Artist in Context: Who Is Cindy Sherman?

Date of Birth 19 January 1954
Country of Birth Glen Ridge, New Jersey, United States
Art MovementsConceptual art, Contemporary art
Mediums UsedPhotography

American photographer and filmmaker Cindy Sherman uses self-portraits to critique gender and identity. In Sherman’s work, her own body is used as a character or persona. Like Barbara Kruger, Sherman is interested in examining and distorting feminine identity as a social construct. Although she is considered one of the Pictures Generation artists, which included artists like Robert Longo and Sherrie Levine, her unique way of incorporating performance and photography distinguishes her from other artists. Her photographs have been widely exhibited in museums, including The Museum of Modern Art in New York (2019) and the National Portrait Gallery in London (2019). 

Cindy Sherman PhotographyCropped photograph of artist Cindy Sherman, taken in 2016; New Zealand Government, Office of the Governor-GeneralCC BY 4.0, via Wikimedia Commons

 

Childhood

Cindy Sherman was born as the youngest of five children on the 19th of January 1954. While she was born in Glen Ridge, New Jersey, her family relocated to Huntington, Long Island, shortly after her birth. Her father, an engineer, and her mother, a teacher, had no particular interest in the arts but allowed Sherman to pursue her passions.

Sherman enrolled at Buffalo State College’s visual art department in 1972.

 

Early Education

During her studies, Sherman initially saw herself as a painter. She, however, quickly grew frustrated by the medium, feeling that it limited her. This was in the 1970s, nearing the end of the Modernist Avant-Garde movement, and Sherman believed that painting had run its course and that “there was nothing more to say”. Instead, she started experimenting with photography. Despite initially failing her first photography course, her love for the medium was reignited when she decided to repeat the course.

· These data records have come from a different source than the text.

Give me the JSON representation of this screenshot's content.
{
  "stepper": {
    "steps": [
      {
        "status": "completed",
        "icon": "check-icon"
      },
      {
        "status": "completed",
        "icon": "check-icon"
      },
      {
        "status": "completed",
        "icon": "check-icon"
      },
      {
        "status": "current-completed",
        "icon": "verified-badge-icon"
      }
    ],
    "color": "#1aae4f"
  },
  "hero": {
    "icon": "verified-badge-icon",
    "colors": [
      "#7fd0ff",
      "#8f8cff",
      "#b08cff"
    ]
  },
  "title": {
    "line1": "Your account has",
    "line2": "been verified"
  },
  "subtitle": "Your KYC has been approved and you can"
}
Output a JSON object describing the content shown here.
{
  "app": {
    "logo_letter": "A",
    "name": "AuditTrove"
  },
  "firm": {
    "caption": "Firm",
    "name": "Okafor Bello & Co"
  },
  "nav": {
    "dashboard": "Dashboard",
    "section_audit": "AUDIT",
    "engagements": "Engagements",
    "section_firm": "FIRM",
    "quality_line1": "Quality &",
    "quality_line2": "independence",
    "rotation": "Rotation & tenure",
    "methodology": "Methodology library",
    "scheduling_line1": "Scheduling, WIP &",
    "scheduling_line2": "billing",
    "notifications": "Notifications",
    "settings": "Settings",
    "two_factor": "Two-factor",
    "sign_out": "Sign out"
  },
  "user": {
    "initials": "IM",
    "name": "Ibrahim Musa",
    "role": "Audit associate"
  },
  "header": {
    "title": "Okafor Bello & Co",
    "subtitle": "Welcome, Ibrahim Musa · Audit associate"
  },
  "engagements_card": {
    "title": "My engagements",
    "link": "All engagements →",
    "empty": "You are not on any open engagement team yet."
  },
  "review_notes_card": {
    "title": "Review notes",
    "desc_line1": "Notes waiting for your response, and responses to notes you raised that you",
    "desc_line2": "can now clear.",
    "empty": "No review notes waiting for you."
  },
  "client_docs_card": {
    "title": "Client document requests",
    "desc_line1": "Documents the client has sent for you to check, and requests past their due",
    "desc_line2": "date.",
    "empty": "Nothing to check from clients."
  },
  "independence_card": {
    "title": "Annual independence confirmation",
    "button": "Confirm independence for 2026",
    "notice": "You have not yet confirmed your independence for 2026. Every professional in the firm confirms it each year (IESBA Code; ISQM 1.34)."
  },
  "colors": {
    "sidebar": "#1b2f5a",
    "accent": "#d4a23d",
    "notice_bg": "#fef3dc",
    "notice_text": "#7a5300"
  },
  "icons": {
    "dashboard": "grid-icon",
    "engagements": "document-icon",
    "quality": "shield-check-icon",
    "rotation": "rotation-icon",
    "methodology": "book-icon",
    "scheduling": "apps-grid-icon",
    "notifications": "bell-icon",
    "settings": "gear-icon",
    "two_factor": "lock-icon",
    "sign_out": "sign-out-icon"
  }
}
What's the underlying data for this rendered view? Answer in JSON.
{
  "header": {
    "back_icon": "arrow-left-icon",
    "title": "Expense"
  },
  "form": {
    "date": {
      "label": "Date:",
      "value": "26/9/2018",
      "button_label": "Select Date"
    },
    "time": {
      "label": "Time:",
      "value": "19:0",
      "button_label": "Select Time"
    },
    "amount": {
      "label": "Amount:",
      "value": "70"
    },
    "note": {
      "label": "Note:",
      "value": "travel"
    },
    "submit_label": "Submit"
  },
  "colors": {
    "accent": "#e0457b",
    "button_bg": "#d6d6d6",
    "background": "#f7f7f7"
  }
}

Cindy Sherman Self PortraitCindy Sherman in Amsterdam (2009); Viola Renate from Amsterdam, The Netherlands, CC BY 2.0, via Wikimedia Commons

During this time, Sherman was exposed to contemporary art movements, especially Conceptual art. She was influenced by the progressive arts instructor, Barbara Jo Revelle, who introduced her to the conceptual photography of Hannah Wilke, Adian Piper, and Eleanor Antin. While at university, Sherman befriended fellow students Robert Longo and Charles Clough. In 1974, the three friends, together with Nancy Dwyer, co-founded the Hallwalls Center for Contemporary Art, a dynamic multidisciplinary arts center that still operates to this day. Sherman and Longo also had a romantic relationship that would last until 1979.

Sherman graduated from university in 1976 and decided to move to New York City in pursuit of a career in art. Here she lived and worked in her New York City loft apartment/studio and in 1977 she began experimenting with a series of self-portrait photographs.

Cindy Sherman’s self-portrait works, however, did not reflect herself fully, but rather other “characters” that she tried to embody. Drawing inspiration from the everyday woman, Sherman re-fashioned herself into stereotypes of how women are typically perceived and expected to behave. Her “Everywoman” character included housewives, prostitutes, pretty pin-up girls, and the archetype of the damsel in distress. In black-and-white film noir style photographs, these images later became part of her famous series, Untitled Film Stills (1977-1980). 

 

Mature Career

Untitled Film Stills (1977-1980) became the body of work that would encompass Sherman’s first solo exhibition at the famous New York non-profit art space, The Kitchen. The show placed Sherman on the map and shortly after, she was asked by Artforum magazine to create a centerfold image for their next publication. Sherman created a series of works titled Centrefolds/Horizontals (1981) that was inspired by the images in the center spreads of pornographic magazines. The editor of Artforum, Ingrid Sischy, rejected the images, arguing that they were too controversial. Her following series, Pink Robes (1982), was created in a similar vein.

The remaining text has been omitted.